Windows has a similar mechanism for passing file descriptors between processes. Although Cloudera doesn’t support this yet in Hadoop, in the meantime, Windows users can use the legacy block reader by setting dfs.client.use.legacy.blockreader.local to true.
Caching File Descriptors
HDFS clients often read the same block file many times. (This is particularly true for HBase.) To speed up this case, the old short-circuit local read implementation, HDFS-2246, had a block path cache. This cache allowed the client to reopen a block file that it had already read recently without asking the DataNode for its path.
Instead of a path cache, the new-style short-circuit implementation includes a file descriptor cache named FileInputStreamCache. This is better than a path cache, since it doesn’t require the client to re-open the file to re-read the block. We found that this approach improved performance over the old short-circuit local read implementation.
The size of the cache can be tuned with dfs.client.read.shortcircuit.streams.cache.size, whereas cache timeout is controlled by dfs.client.read.shortcircuit.streams.cache.expiry.ms. The cache can also be turned off by setting its size to 0. Most of the time, the defaults are a good choice. However, if you have an unusually large working set and a high file descriptor limit, you could try increasing it.
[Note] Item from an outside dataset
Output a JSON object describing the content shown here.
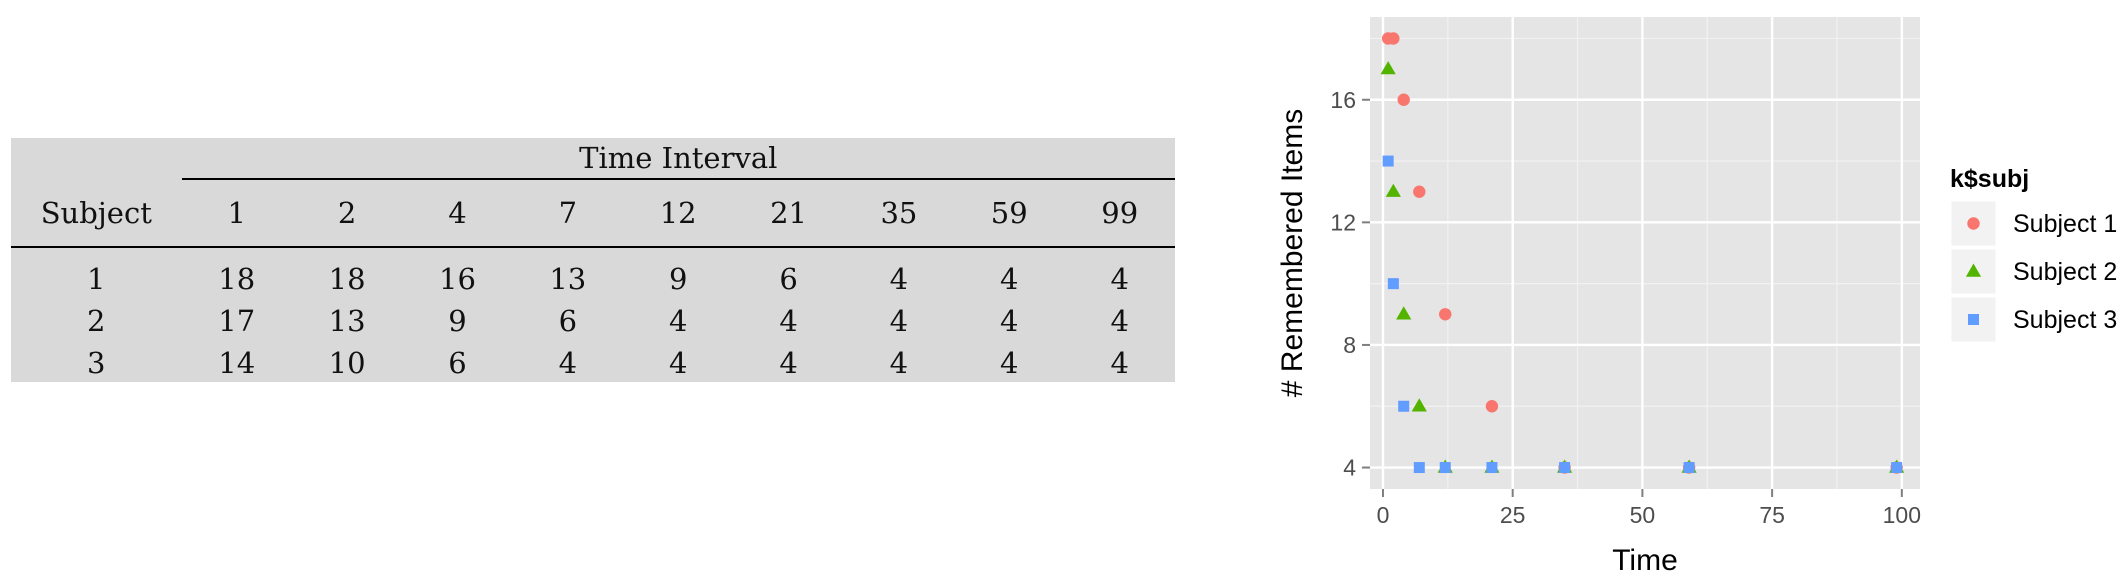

With the new-style short-circuit local reads introduced in HDFS-347, any HDFS user can make use of short-circuit reads, not just specifically configured ones. There is also no need to modify which UNIX group the users are in or change the ownership of the DataNode directories. However, because the Java standard library does not include facilities for file descriptor passing, HDFS-347 requires a JNI component in order to function. You will need to have libhadoop.so installed to use it.
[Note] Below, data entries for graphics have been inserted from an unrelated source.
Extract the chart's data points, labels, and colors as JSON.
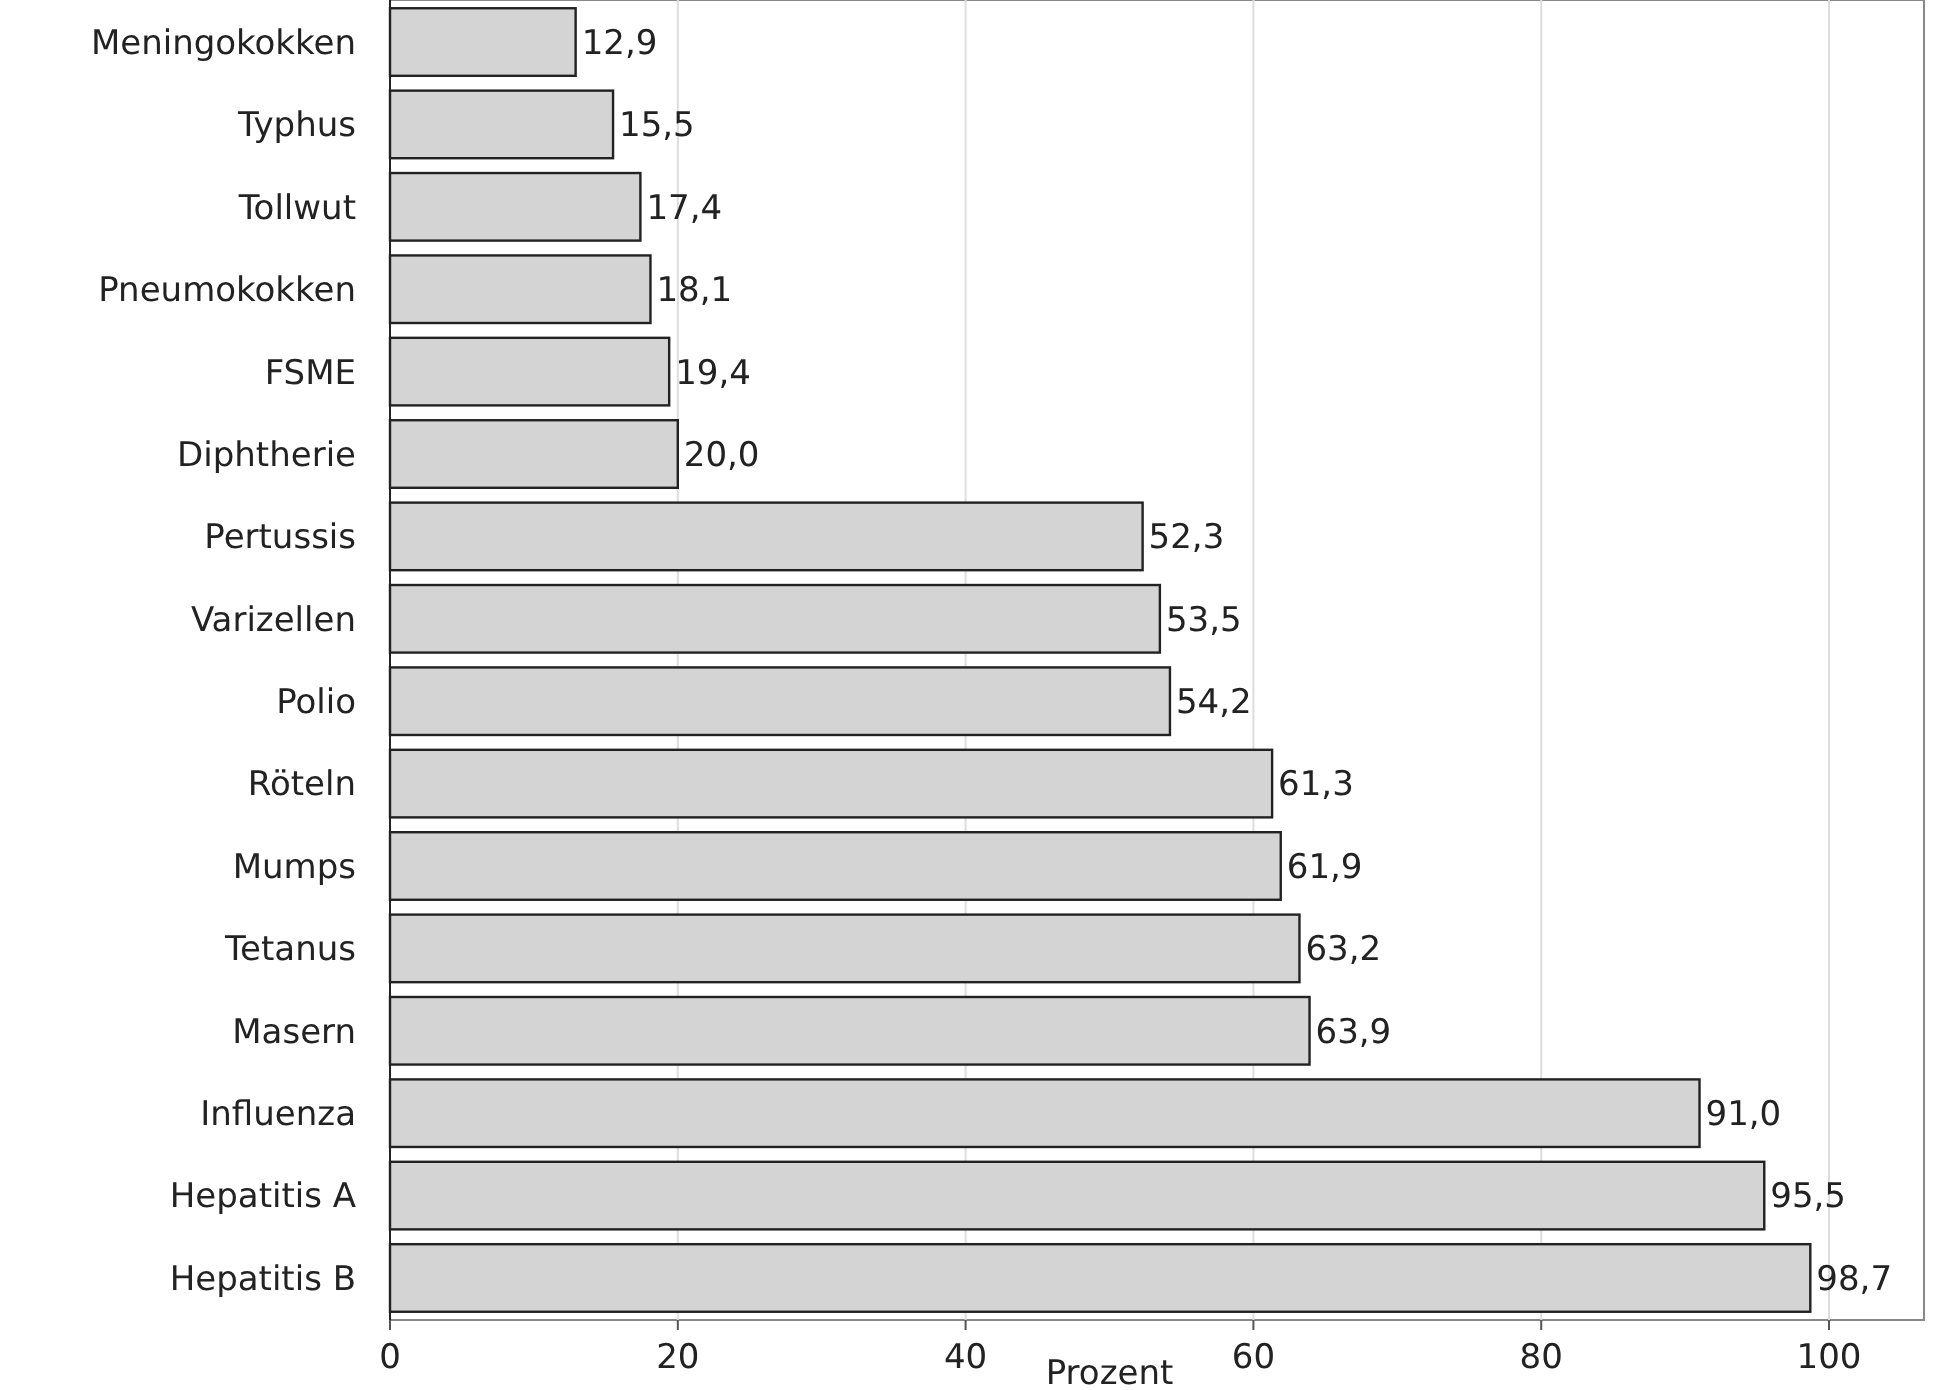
{
  "chart_data": {
    "type": "bar",
    "orientation": "horizontal",
    "xlabel": "Prozent",
    "categories": [
      "Meningokokken",
      "Typhus",
      "Tollwut",
      "Pneumokokken",
      "FSME",
      "Diphtherie",
      "Pertussis",
      "Varizellen",
      "Polio",
      "Röteln",
      "Mumps",
      "Tetanus",
      "Masern",
      "Influenza",
      "Hepatitis A",
      "Hepatitis B"
    ],
    "values": [
      12.9,
      15.5,
      17.4,
      18.1,
      19.4,
      20.0,
      52.3,
      53.5,
      54.2,
      61.3,
      61.9,
      63.2,
      63.9,
      91.0,
      95.5,
      98.7
    ],
    "value_labels": [
      "12,9",
      "15,5",
      "17,4",
      "18,1",
      "19,4",
      "20,0",
      "52,3",
      "53,5",
      "54,2",
      "61,3",
      "61,9",
      "63,2",
      "63,9",
      "91,0",
      "95,5",
      "98,7"
    ],
    "color": "#d4d4d4",
    "xlim": [
      0,
      106.6
    ],
    "xticks": [
      0,
      20,
      40,
      60,
      80,
      100
    ],
    "grid": "x"
  }
}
In testing, HDFS-347 was the fastest implementation in all cases.
HDFS-347 also requires a UNIX domain socket path to be configured via dfs.domain.socket.path. This path must be secure to prevent unprivileged processes from performing a man-in-the-middle attack. Every path component of the socket path must be owned either by root or by the user who started the DataNode; world-writable or group-writable paths cannot be used.
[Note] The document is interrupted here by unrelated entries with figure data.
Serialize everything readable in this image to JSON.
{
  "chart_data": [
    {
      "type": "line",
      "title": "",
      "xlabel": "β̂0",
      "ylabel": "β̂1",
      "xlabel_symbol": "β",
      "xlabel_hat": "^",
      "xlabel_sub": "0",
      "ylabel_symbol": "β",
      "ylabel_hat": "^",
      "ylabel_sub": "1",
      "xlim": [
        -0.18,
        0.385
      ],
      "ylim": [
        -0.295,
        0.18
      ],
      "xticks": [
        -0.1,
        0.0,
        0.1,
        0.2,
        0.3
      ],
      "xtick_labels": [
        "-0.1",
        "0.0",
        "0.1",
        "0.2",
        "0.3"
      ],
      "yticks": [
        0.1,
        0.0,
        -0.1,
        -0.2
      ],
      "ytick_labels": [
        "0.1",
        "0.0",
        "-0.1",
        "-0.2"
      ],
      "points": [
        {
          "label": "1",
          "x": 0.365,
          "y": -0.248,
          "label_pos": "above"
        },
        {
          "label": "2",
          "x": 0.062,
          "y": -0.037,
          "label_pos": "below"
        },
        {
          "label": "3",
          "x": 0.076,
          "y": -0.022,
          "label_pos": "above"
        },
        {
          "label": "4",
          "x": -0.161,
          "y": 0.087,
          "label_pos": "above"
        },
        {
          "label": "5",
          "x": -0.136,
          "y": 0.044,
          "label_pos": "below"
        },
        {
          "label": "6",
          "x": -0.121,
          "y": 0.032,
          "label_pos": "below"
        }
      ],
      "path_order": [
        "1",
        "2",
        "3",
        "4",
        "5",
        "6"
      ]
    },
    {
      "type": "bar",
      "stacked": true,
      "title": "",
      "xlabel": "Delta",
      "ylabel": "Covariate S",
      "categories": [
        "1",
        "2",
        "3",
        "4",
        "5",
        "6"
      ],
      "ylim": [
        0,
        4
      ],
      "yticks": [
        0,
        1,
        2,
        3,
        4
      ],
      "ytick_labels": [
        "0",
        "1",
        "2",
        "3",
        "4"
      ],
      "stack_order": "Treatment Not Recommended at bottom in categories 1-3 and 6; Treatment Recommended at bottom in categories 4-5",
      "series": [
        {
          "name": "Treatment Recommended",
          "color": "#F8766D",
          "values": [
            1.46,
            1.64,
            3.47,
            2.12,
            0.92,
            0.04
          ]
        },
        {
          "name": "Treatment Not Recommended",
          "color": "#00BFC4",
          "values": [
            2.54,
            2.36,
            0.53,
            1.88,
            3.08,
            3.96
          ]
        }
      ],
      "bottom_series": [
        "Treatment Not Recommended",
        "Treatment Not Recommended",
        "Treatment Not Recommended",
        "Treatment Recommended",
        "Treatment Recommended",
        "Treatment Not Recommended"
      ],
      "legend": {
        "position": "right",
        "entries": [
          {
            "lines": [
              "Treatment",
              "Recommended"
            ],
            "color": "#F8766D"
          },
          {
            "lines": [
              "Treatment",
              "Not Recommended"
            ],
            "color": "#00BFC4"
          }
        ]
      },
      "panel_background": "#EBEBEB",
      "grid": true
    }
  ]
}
Luckily, if you install a Cloudera parcel, RPM, or deb, it will create a secure UNIX domain socket path for you in the default location. It will also install libhadoop.so in the right place.
For more information about configuring short-circuit local reads, see the upstream documentation.
So, how fast is this new implementation? I used a program called hio_bench to get some performance statistics. The code for hio_bench is available at https://github.com/cmccabe/hio_test.
These tests were run on an 8-core Intel Xeon 2.13 with 12 hard drives. I used CDH 4.3.1 with an underlying filesystem of ext4. Each number is the average of three runs. Error bars are provided.
HDFS-347 is the fastest implementation in all cases, probably due to the FileInputStreamCache. In contrast, the HDFS-2246 implementation ends up re-opening the ext4 block file many times, and open is an expensive operation.
The short-circuit implementations have a bigger relative advantage in the random read test than in the sequential read test. This is partly because readahead has not been implemented for short-circuit local reads yet. (See HDFS-4697 for a discussion.)
Short-circuit local reads are a great example of an optimization enabled by Hadoop’s model of bringing the computation to the data. They’re also a good example of how, having tackled the challenges of scaling head-on, Cloudera is now tackling the challenges of getting more performance out of each node in the cluster.
If you are using CDH 4.2 or later, give the new implementation a try!
Colin McCabe is a Software Engineer on the Platform team, and a Hadoop Committer.